役者について。まず、元々の鑑賞目的の北川景子については、
初日舞台あいさつライブビューイング付き上映回で観たのだが、舞台挨拶では(会場の後方席の人まで届くようにという配慮か)“くっきりメイク”だった。この姿は正直言って「あれ?」という感じだった。一方、作品中は極貧生活でろくに化粧なんてしていない設定なので化粧っ気の無いナチュラルメイク。こちらの方がずっと美しく、何度かストーリーはほっといてその美しい造形に見惚れてしまった。
とりあえず、観賞料金はそれだけで回収できた(笑)
しかし、北川以上に強烈な印象を残したのは森田望智。格闘家が様になり過ぎていた。運動神経とか、武術の経験とか、元々素養が有ったのか無かったのかも知らないが、相当の準備のトレーニングを積んだと思われる。 白々しさが皆無でホントの“格闘家”に見える動きが凄い。それだからこそ終盤の大事な試合シーンで、見続けるのが苦しくなるほどの迫力を生んだ。 また、格闘シーンだけでなく、恵まれない境遇で育った多摩恵を体現する“品の無さ”が完璧。その言動、所作には“育ちの悪さ”が滲み出ていた。体を張ったこの役作りは今年の最優秀助演女優もの。本作を観て、最近発表された“朝ドラヒロイン”にも妙に納得してしまった。

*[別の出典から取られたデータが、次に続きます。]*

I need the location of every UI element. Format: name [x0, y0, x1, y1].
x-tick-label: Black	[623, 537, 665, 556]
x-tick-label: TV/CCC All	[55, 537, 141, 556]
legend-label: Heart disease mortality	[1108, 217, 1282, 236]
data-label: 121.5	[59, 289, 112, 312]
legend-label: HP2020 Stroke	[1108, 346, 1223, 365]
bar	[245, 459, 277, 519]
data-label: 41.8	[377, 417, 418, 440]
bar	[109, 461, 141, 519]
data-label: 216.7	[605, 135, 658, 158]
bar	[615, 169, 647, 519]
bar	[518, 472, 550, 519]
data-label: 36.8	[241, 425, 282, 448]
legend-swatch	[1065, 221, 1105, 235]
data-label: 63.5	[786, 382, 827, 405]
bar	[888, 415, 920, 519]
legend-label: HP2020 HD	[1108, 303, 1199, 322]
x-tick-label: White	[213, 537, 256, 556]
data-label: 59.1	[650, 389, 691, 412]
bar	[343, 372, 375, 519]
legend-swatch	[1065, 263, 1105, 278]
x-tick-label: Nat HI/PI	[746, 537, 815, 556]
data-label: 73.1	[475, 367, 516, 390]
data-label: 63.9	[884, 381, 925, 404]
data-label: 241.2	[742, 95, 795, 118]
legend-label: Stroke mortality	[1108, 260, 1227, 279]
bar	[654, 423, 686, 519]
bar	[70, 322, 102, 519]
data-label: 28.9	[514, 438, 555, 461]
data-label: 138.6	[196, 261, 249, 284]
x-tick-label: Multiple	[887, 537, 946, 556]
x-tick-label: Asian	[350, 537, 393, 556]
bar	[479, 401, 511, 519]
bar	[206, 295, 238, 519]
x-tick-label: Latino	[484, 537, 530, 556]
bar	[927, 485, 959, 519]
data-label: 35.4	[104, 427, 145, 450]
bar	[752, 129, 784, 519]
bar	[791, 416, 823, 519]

作品的には少なくとも楽しくないし、ハッピーエンドでもないし、観賞後に明るい気持ちになれる結末でもないし、ましてや“ほっこり”する作品ではない。 心地良さを味わえないという点で俺はちょっと好きになれないが、北川景子と森田望智を観るだけでも十分価値のある作品。
【蛇足】
席について上映開始前に周囲を見回して驚ろいたことが一つ。当然北川景子ファンが多いと思うのだが、女性ばかり。9割を超えていたと思う。以前に男性アイドル主演作品で似たような経験はあるが、女優主演の作品では初めてだと思う。北川景子は女性の支持も高いとは思ってはいたが、ここまでか! と驚いた。 同性の人気が高いというのは、きっと末永く人気が続くのだろうと思ったのでした。